Representantes da Coordenação das Organizações Indígenas da Amazônia Brasileira (Coiab), do Podáali – Fundo Indígena da Amazônia Brasileira e da União das Mulheres Indígenas da Amazônia Brasileira (Umiab) participaram da Cúpula Global 2026 sobre Meios de Vida e Conservação, realizada em Brasília entre os dias 26 e 29 de maio. O evento reuniu lideranças globais indígenas, comunidades locais e afrodescendentes para promover e fortalecer economias lideradas por comunidades.

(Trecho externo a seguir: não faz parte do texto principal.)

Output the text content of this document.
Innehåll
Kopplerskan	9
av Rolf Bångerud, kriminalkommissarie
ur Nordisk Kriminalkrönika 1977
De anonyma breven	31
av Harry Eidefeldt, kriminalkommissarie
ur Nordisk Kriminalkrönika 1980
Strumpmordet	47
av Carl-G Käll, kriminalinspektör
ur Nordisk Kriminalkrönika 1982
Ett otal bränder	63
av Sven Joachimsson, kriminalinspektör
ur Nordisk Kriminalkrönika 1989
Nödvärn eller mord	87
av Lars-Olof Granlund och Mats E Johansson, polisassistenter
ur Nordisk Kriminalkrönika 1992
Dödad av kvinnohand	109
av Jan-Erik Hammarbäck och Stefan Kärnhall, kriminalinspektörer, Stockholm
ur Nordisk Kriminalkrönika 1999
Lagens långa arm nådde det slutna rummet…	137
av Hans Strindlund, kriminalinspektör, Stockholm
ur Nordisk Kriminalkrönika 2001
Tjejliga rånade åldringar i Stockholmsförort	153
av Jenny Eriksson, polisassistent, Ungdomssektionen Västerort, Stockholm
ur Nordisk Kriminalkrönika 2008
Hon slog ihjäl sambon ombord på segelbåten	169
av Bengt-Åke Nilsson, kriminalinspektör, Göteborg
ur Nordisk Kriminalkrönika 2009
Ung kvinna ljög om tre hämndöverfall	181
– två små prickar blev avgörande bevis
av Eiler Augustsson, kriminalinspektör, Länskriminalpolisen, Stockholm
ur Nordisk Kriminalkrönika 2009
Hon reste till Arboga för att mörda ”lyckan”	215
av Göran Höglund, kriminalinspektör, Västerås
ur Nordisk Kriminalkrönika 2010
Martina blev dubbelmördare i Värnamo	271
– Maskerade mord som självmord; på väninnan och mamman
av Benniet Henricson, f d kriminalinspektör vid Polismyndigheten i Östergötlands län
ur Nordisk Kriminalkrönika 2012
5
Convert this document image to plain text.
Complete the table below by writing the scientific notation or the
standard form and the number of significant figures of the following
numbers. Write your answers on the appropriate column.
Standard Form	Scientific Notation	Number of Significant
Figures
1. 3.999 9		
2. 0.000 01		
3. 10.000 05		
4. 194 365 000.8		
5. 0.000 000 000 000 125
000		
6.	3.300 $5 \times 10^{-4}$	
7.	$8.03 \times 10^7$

“Falar de modos de vida coletivos e conservação é falar de território. Para os povos indígenas, a economia não está separada da cultura, e a conservação não está separada dos direitos. O que muitos chamam hoje de solução climática, nós chamamos há muito tempo de modo de viver, de proteger e de respeitar a vida”, discursou Angela Kaxuyana, representante da Coiab na Bacia Amazônica, durante a abertura do evento.
Integraram ainda a delegação da rede Coiab na Cúpula: Valeria Paye, diretora executiva do Podáali; Maura Arapiun, vice-coordenadora da Umiab; Marquinhos Karajá, presidente da Articulação dos Povos Indígenas do Tocantins (Arpit); Alana Manchineri, assessora internacional da Coiab; e Wauana Manchineri, técnica do Centro Amazônico de Formação Indígena (Cafi) da Coiab.
A programação foi marcada por painéis com representantes do Brasil, África, América Latina e Ásia, que debateram temas como economias comunitárias, direitos territoriais, financiamento direto, acesso a mercados, protagonismo feminino, iniciativas coletivas e soluções dos territórios para as crises do clima e da biodiversidade.
Um dos momentos de destaque foi a participação da diretora executiva do Podáali, Valeria Paye, no painel “Iniciativas para promover modos de vida comunitários e conservação”, onde apresentou o fundo Podáali como um exemplo concreto de iniciativa apoia a gestão territorial, economias sustentáveis e o fortalecimento institucional na Amazônia indígena brasileira.
Os participantes também se reuniram em grupos de trabalho para mapear e definir caminhos, prioridades, marcos legais, barreiras, oportunidades e recomendações para o fortalecimento dos modos de vida em suas regiões. Os resultados das discussões embasaram a construção da Declaração da Cúpula, com um chamado à ação e recomendações para transformar os modelos atuais de desenvolvimento, conservação e financiamento, reconhecendo os modos de vida coletivos e economias comunitárias como pilares centrais para enfrentar as crises climática, ecológica e social.
O documento estará disponível para acesso em breve em todos os canais das instituições organizadoras do evento.
A Cúpula Global sobre Meios de Vida Coletivos e Conservação foi uma coorganização da Rights and Resources Initiative (RRI), Coiab, Articulação dos Povos Indígenas do Brasil (Apib), Coordenação Nacional de Articulação das Comunidades Negras Rurais Quilombolas (Conaq), Movimento Interestadual das Quebradeiras de Coco Babaçu (MIQCB) e Ministério da Igualdade Racial, em parceria com a Deutsche Gesellschaft für Internationale Zusammenarbeit (GIZ).